IELTS Speaking · Part 2 Cue Card
Describe a skill you learned that you found useful
A complete preparation guide: the cue card itself, a 60-second prep framework, a band 7.5 sample answer, topic vocabulary, and likely Part 3 follow-up questions.
Cue card
Describe a skill you learned that you found useful.
You should say:
- •What the skill is
- •When you learned it
- •How you learned it
- •And explain why it is useful
How to use your 1 minute of prep time
Specific to this cue card — not generic advice.
- 1Choose a skill specific enough to discuss in detail (not 'communication' — too vague).
- 2Distinguish between learning the skill and getting good at it; that gap is where good vocabulary lives.
- 3Mention who or what taught you (a person, a course, a YouTube channel) — the 'how' bullet is often skipped.
- 4Tie the usefulness to a concrete situation, not a generic 'helps in life'.
Sample answer (band 7.5)
Read it once for shape, then aloud for rhythm. Don't memorise it — examiners can tell.
The skill I'd choose is touch typing, which sounds unglamorous but has genuinely changed how I work. I picked it up about five years ago, when I started a job that involved writing long reports almost every day. I was a hunt-and-peck typist back then — fast for someone using two fingers, but slow compared to what was needed. I used a free website called keybr.com that drills you on letter combinations rather than full words, and I forced myself to use it for fifteen minutes every morning before opening anything else. The first three weeks were honestly painful — my output dropped by half because I was deliberately not looking at the keys. But by the end of the second month, I was typing about seventy words a minute without looking, which was roughly double my previous speed. The reason it's so useful is that it removes a kind of friction I didn't know was there. When the typing keeps up with my thinking, drafting a document feels almost effortless. I also notice it during online meetings — I can take notes without breaking eye contact with the screen.
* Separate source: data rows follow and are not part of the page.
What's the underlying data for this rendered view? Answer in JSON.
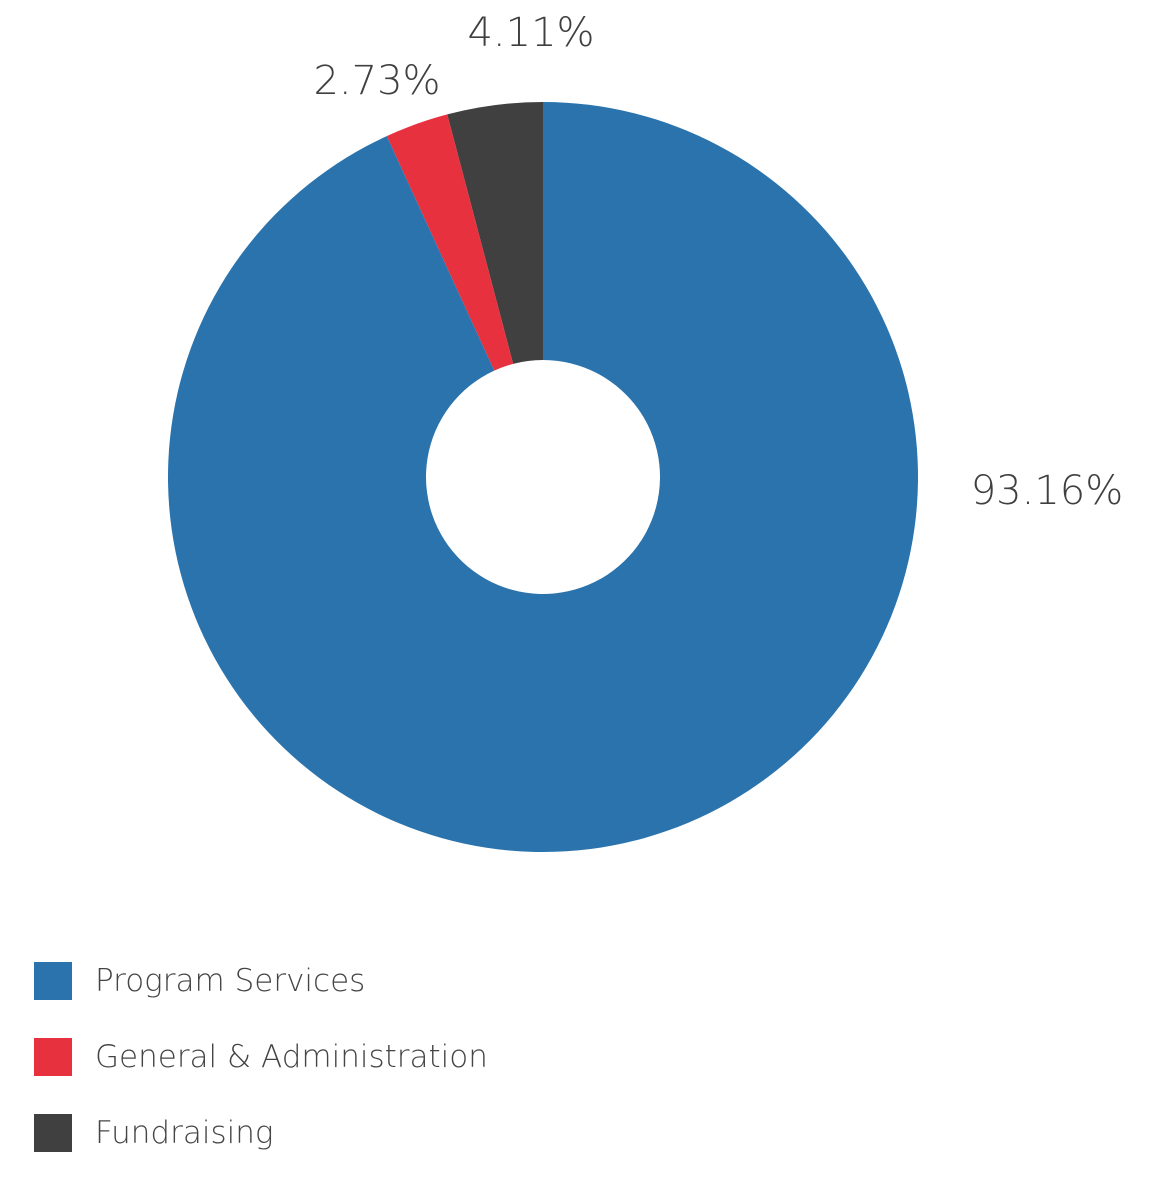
{
  "chart_data": {
    "type": "pie",
    "variant": "donut",
    "legend_position": "bottom-left",
    "slices": [
      {
        "name": "Program Services",
        "value": 93.16,
        "label": "93.16%",
        "color": "#2a73ad"
      },
      {
        "name": "General & Administration",
        "value": 2.73,
        "label": "2.73%",
        "color": "#e8313f"
      },
      {
        "name": "Fundraising",
        "value": 4.11,
        "label": "4.11%",
        "color": "#404040"
      }
    ]
  }
}
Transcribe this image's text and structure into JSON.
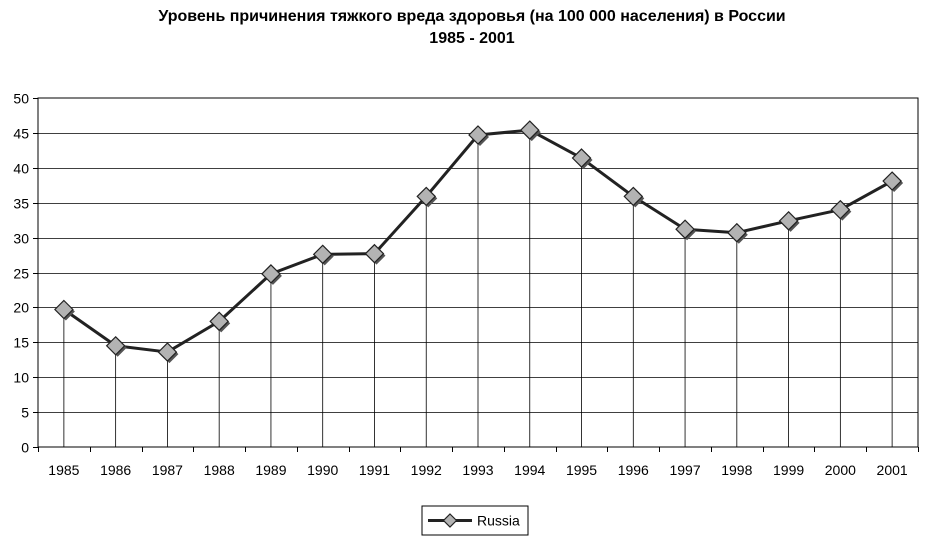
{
  "chart_data": {
    "type": "line",
    "title": "Уровень причинения тяжкого вреда здоровья (на 100 000 населения) в России",
    "subtitle": "1985 - 2001",
    "xlabel": "",
    "ylabel": "",
    "categories": [
      "1985",
      "1986",
      "1987",
      "1988",
      "1989",
      "1990",
      "1991",
      "1992",
      "1993",
      "1994",
      "1995",
      "1996",
      "1997",
      "1998",
      "1999",
      "2000",
      "2001"
    ],
    "y_ticks": [
      "0",
      "5",
      "10",
      "15",
      "20",
      "25",
      "30",
      "35",
      "40",
      "45",
      "50"
    ],
    "ylim": [
      0,
      50
    ],
    "grid": "horizontal and vertical drop lines",
    "legend_position": "bottom-center",
    "series": [
      {
        "name": "Russia",
        "values": [
          19.7,
          14.5,
          13.6,
          18.0,
          24.8,
          27.6,
          27.7,
          35.9,
          44.7,
          45.4,
          41.4,
          35.9,
          31.2,
          30.7,
          32.4,
          34.0,
          38.1
        ],
        "color": "#222222",
        "marker": "diamond",
        "marker_color": "#b3b3b3"
      }
    ]
  }
}
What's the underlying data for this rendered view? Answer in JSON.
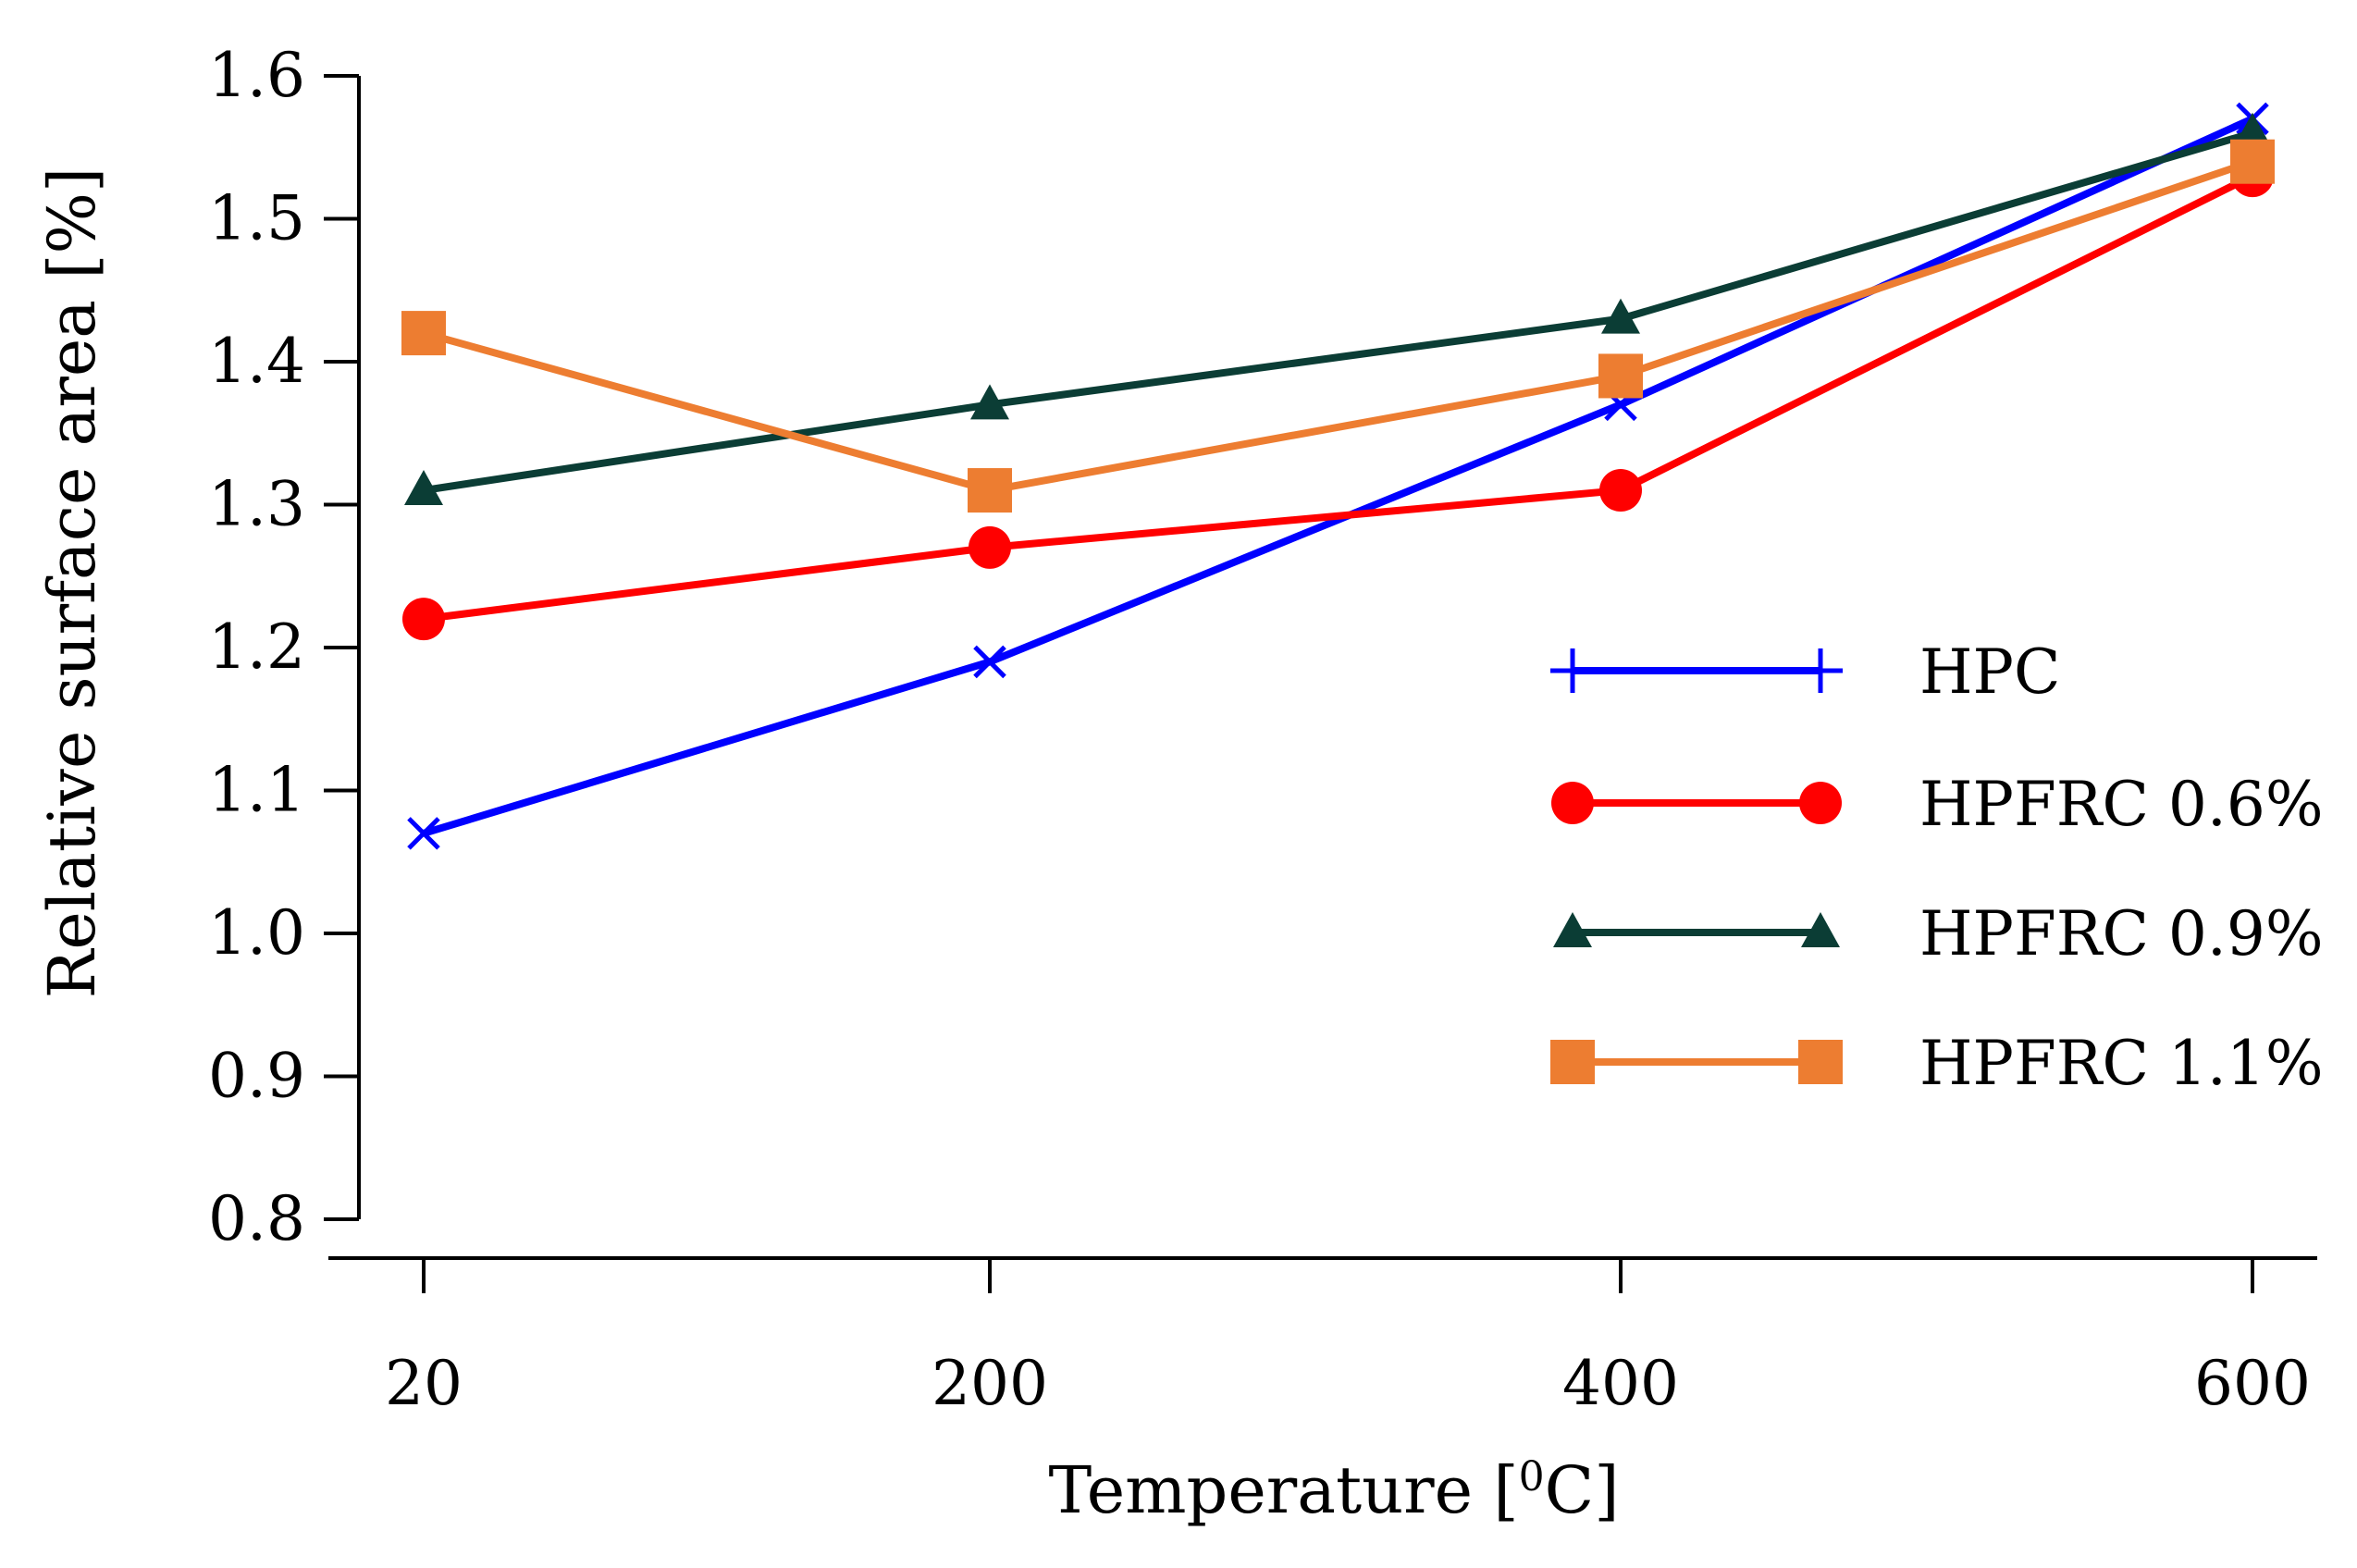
{
  "chart_data": {
    "type": "line",
    "title": "",
    "xlabel": "Temperature [",
    "xlabel_sup": "0",
    "xlabel_tail": "C]",
    "ylabel": "Relative surface area [%]",
    "x_categories": [
      "20",
      "200",
      "400",
      "600"
    ],
    "x_values": [
      20,
      200,
      400,
      600
    ],
    "ylim": [
      0.8,
      1.6
    ],
    "y_ticks": [
      "0.8",
      "0.9",
      "1.0",
      "1.1",
      "1.2",
      "1.3",
      "1.4",
      "1.5",
      "1.6"
    ],
    "grid": false,
    "legend_position": "right",
    "series": [
      {
        "name": "HPC",
        "values": [
          1.07,
          1.19,
          1.37,
          1.57
        ],
        "color": "#0000ff",
        "marker": "cross",
        "legend_marker": "plus"
      },
      {
        "name": "HPFRC 0.6%",
        "values": [
          1.22,
          1.27,
          1.31,
          1.53
        ],
        "color": "#ff0000",
        "marker": "circle",
        "legend_marker": "circle"
      },
      {
        "name": "HPFRC 0.9%",
        "values": [
          1.31,
          1.37,
          1.43,
          1.56
        ],
        "color": "#0b3d35",
        "marker": "triangle",
        "legend_marker": "triangle"
      },
      {
        "name": "HPFRC 1.1%",
        "values": [
          1.42,
          1.31,
          1.39,
          1.54
        ],
        "color": "#ed7d31",
        "marker": "square",
        "legend_marker": "square"
      }
    ]
  }
}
It's one of the highest-return things I've ever invested time in.
Topic vocabulary & collocations
Phrases used in the sample answer that lift fluency naturally.
picked it up
learned it (often informally)
hunt-and-peck
slow typing using only a few fingers
drills you on
trains you repeatedly on
remove a kind of friction
eliminate something slowing you down
high-return
providing strong benefits relative to effort
keep up with my thinking
match the speed of my thoughts
Likely Part 3 follow-up questions
The examiner will move from your story (Part 2) to broader, abstract questions (Part 3). Prepare answers for these.
- What skills do you think will be most valuable in twenty years?
- Should schools spend more time teaching practical skills?
- Are some skills better learned online or in person?
- Is it harder for adults than children to learn new skills?
- Why do some people give up on learning a new skill?
Common pitfalls on this card
- ⚠Choosing 'leadership' or 'communication' — too abstract for a 2-minute answer.
- ⚠Describing the skill but not how you learned it (skipping the third bullet).
- ⚠Not explaining when you actually use it — the 'useful' part needs evidence.